The Rabbi Yoel H. Kahn, the rabbi of Congregation Beth El in Berkeley, California, has some insight here. He argues that determining whether something is a blessing or a curse has little to do with the outcome and more to do with the intention of the one blessing us.

In other words, if God intended to bless us with animals, even if they eat our shoes, what matters is the initial words and intention God had when God said to us, “Take care of the fish of the sea and the birds of the air and over every living thing that moves upon the earth.

Rabbi Khan writes,“The act of blessing is not dependent on the fulfillment of its words….Rather, the act of blessing is realized in the moment itself. The blessing is the act of giving, the connection that is created, and the faith and caring that are expressed in the words and gestures.
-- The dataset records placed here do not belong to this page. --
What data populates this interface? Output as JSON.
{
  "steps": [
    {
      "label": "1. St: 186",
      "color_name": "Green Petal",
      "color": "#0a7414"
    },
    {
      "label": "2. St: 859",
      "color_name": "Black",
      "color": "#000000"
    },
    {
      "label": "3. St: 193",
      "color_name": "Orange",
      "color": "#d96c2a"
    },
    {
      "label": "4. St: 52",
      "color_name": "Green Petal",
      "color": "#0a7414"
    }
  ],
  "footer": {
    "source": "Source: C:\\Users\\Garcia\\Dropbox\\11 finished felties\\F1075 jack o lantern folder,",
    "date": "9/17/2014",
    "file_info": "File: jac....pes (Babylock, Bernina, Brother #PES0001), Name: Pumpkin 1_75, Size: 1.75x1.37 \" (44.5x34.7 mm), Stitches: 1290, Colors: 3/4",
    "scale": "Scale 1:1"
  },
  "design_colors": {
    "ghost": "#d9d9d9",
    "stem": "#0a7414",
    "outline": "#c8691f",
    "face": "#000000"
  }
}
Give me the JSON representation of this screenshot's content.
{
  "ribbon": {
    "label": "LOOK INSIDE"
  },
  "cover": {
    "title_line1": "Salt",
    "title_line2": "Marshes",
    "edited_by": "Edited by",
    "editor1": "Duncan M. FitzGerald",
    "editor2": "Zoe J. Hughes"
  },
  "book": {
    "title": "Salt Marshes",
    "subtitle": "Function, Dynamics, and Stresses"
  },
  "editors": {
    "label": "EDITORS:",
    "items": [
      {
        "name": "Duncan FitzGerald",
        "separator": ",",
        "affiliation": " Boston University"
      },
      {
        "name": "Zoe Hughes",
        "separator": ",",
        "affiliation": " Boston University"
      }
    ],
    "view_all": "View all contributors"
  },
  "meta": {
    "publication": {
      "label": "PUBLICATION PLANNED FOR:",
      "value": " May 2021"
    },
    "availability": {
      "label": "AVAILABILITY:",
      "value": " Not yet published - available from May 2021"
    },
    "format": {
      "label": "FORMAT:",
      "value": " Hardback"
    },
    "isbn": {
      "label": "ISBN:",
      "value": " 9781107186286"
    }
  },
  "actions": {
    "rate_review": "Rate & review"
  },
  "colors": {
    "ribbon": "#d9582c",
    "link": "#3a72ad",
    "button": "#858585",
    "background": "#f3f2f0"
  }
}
The experience of receiving a blessing–the experience of hearing and seeing the focused, spiritual attention….can be [in itself] a source of sustenance, faith, and meaning.

In blessing, we concretize both what we yearn for…and we affirm our deepest links and connections, between one another and with the Source of All.”

I love what the rabbi says, because for me, at the heart of this blessing that God offers us at the dawn of time, is a moment of connection.

God is offering us, offering humanity, the opportunity to be a part of God’s creative process.

And perhaps, as the rabbi said, the RESULTS of our blessing creation, while important, are not nearly as important as our intentions and our orientation–either toward God and connection and love or toward hatred and revenge.

Whether this responsibility of caring for creation is a blessing or a curese is ultimately up to US.

WE, as people created in God’s divine image, and as partners in God’s creation, we have the opportunity to in turn bless or curse those in our lives, the people as well as the animals.

God has given us free will and responsibility. God has given us authority even, to use our words and deeds to impact others.

And we have a choice.

We can use our words and actions to cures others.

We all know that words ARE capable of inflicting pain. They’re also capable of bringing joy and laughter and healing and transformation.

So my challenge to us this week is to be mindful. Be mindful of whether are actions are intended to bless or curse others.

May we take our responsibility seriously as co-creators with God!